2.1 Noble metal
Noble metal-based electrocatalysts (Au, Ag, and Pd) usually show efficient catalytic activity and selectivity, especially in CO2 to CO conversion. Hsieh et al. fabricated Ag nanocoral catalysts via an oxidation-reduction process using chloride anions to promote the intrinsic electrocatalytic activity of bulk Ag.[45] As a result, the Ag nanocoral catalyst demonstrated a high CO2RR performance with FE for CO (FECO) of 95 % at a low overpotential of 0.37 V vs. reversible hydrogen electrode (RHE), and high long-term stability for 72 h at −0.6 V vs. RHE. These results indicate that the presence of chloride anions plays a significant role in the enhancement of CO2 reduction performance. Vertically standing Ag nanowire arrays (NWAs) with outstanding electrocatalytic performance have been reported using an easy nanomolding method (Figure 1(A)).[46] This facile method increases the electrical conductivity of electrocatalysts and facilitates the charge transfer process, leading to a more efficient CO2RR. Two different types of anode aluminum oxide (AAO) templates were used to fabricate Ag-200 nm and Ag-30 nm NWAs. As shown in Figure 1(B), the as-synthesized Ag-200 nm NWA exhibited nanoarray morphologies. As compared to Ag-30 nm NWAs, Ag-200 nm NWAs showed excellent activity and selectivity toward CO with a lower onset potential of ~200mV, maximum FECO of 91 % at −0.6 V vs. RHE, and current density for CO (jCO) of up to 4.47 mA cm−2 (Figure 1(C) and (D)).

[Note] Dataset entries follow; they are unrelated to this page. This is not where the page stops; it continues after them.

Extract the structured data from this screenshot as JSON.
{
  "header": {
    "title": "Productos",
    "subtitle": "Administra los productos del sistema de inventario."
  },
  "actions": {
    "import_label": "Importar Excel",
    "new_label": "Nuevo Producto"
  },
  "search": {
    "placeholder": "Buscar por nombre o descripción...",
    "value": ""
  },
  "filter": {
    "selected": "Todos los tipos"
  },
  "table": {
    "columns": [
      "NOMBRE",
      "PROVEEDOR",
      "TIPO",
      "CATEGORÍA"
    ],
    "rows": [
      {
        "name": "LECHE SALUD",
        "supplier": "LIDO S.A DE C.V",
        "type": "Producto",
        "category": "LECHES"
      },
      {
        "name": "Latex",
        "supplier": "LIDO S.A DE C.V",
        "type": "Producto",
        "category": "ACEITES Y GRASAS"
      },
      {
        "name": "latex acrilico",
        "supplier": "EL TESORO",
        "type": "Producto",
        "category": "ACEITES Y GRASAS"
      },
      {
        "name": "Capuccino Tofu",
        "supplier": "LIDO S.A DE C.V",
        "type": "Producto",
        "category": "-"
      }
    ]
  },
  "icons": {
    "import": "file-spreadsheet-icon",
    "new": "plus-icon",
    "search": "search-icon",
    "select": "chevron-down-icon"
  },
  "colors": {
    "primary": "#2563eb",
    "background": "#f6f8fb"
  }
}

Zhu et al. fabricated ultrathin Au nanowires (NWs) using seed-mediated growth method for reducing CO2 to CO.[47] Electrochemical measurements indicated that the Au NWs demonstrated high activity and selectivity toward CO with an onset potential of −0.2 V vs. RHE, FE up to 94 % at −0.35 V vs. RHE, and great stability of 6 h at −0.35 V vs. RHE in the CO2-saturated 0.5 M KHCO3. Chen et al. demonstrated facile EC alloying/dealloying of polycrystalline Au with a mixture of ethylene glycol and ZnCl2 for the fabrication of three-dimensional (3D) nanoporous Au electrocatalysts (Figure 1(E)).[48] Further acid treatment with H2SO4 followed by calcination at 150°C, resulted in enhanced catalytic performance due to the creation of new active sites. The EC measurements indicate that the nanoporous Au exhibited excellent electrocatalyst performance toward CO with a maximum FE of 95.86 % at the applied potential of −0.6 V vs. RHE in a CO2-saturated 0.1 M NaHCO3 solution (Figure 1(F)). Shao et al. proposed twisted Pd–Au NWs with a unique core–shell using a simple template-free approach.[49] The optimized Pd-Au NWs displayed outstanding performance compared with Pd nanoparticles with a maximum CO FE of 94.3 % at −0.6 V vs. RHE, and a low overpotential of 90 mV.